Una presunta organizzazione dedita alla commissione di truffe e frodi informatiche ai danni di Poste Italiane e della IW Bank spa, con la riscossione illecita di polizze assicurative al posto degli intestatari delle stesse. L'ha messa nel mirino una inchiesta della Procura di Napoli, che ha firmato un decreto di perquisizione e sequestro eseguito dalla polizia postale nei confronti di undici persone.
Risiedono tra Benevento e le province di Napoli, Avellino, Latina, Roma e Cosenza, tra loro figurano sei dipendenti delle Poste, uno dei quali abita in città. Le ipotesi di reato vanno dall'associazione per delinquere all'accesso abusivo a sistema informatico, alla truffa ed al possesso ed alla produzione di documenti falsi.
L'attività investigativa era stata avviata dopo le denunce presentate dai dirigenti del Fraud management e security intelligence di Poste Italiane, relative a diversi casi di riscossione in frode di polizze assicurative, emesse da Poste Vita spa, tra maggio del 2019 e gennaio del 2020, per una somma complessiva di un milione e mezzo di euro.

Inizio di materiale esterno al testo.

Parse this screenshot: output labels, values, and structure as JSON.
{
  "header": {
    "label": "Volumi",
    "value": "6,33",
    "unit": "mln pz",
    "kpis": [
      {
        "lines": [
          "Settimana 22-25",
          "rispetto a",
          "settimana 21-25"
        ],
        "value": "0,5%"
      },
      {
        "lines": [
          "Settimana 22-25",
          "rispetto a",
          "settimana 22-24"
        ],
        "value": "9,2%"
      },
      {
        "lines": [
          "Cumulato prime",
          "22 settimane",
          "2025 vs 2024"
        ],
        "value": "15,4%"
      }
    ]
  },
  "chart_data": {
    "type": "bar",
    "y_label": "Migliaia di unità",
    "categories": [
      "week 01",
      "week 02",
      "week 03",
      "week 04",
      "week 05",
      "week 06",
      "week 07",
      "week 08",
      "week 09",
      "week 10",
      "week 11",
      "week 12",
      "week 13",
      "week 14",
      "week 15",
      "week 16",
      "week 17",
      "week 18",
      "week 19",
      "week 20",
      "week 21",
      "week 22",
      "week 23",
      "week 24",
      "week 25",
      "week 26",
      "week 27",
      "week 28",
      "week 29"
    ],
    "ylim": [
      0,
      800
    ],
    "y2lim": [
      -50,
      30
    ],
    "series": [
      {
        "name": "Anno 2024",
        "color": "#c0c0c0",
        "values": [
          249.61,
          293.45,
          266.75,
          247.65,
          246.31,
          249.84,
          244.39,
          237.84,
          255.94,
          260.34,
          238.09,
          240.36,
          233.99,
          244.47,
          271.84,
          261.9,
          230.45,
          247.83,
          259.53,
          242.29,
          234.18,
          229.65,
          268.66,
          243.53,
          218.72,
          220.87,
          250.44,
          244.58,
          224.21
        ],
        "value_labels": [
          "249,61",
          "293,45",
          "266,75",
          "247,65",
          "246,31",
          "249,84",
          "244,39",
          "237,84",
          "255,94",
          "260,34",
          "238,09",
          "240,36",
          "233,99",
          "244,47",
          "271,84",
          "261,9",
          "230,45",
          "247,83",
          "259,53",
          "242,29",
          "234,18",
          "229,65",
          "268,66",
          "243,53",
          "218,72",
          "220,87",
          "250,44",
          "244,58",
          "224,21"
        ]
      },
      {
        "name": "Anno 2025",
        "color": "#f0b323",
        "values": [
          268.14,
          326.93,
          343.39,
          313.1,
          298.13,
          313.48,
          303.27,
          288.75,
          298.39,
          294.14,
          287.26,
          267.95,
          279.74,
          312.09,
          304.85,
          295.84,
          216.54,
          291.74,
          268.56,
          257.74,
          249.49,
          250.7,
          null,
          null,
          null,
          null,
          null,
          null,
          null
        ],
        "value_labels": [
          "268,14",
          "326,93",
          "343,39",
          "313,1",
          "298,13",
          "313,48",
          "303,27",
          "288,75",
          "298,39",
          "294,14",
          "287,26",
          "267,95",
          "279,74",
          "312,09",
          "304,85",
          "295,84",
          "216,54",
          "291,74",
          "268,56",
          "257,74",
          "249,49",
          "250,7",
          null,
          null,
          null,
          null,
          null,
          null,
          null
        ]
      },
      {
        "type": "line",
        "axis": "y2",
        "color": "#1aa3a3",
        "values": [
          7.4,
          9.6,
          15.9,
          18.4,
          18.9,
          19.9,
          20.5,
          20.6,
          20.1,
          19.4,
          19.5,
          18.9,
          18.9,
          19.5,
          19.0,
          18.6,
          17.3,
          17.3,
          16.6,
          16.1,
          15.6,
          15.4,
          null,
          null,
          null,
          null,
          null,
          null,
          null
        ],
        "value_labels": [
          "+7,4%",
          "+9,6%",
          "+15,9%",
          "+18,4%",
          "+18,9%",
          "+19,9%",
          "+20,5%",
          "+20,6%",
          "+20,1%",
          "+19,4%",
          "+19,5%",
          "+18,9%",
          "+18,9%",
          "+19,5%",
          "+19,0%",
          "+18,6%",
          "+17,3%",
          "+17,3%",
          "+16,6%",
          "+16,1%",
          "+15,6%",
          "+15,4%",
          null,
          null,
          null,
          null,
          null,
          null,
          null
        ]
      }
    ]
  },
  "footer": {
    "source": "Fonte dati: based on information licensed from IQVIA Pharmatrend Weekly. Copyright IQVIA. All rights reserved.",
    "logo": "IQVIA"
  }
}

Gli inquirenti ritengono di aver fatto luce sul modus operandi, che si sarebbe sostanziato, come tappa iniziale, della realizzazione di falsi documenti d'identità riproducenti quelli dei beneficiari delle polizze, allegati alla richiesta di riscatto parziale o totale della polizza vita. Una volta ricevuto, l'importo sarebbe stato trasferito su un conto corrente bancario o un libretto postale, aperti con documenti contraffatti a nome dell'intestatario della polizza. I soldi sarebbero poi stati usati per una serie di transazioni, non prima di aver attivato il servizio che consente a Poste Vita di comunicare con il vero utente, con l'obiettivo di dirottare eventuali informazioni.
Da qui l'attenzione puntata sia sui rapporti che alcuni indagati avrebbero avuto con quattro impiegati di Poste sia sui documenti rinvenuti e sulla loro provenienza che, nel caso di un paio di tentate truffe, sarebbero agli atti degli uffici di Benevento e di un centro calabrese. Un quadro che ha indotto il Pm ad ordinare le perquisizioni ed il sequestro di materiale, telefonini e beni che potrebbero essere stati acquistati con il denaro incassato con le condotte contestate.
Gli indagati sono difesi, tra gli altri, dagli avvocati Marcello D'Auria, Flavio Falchi e Aldo Montella.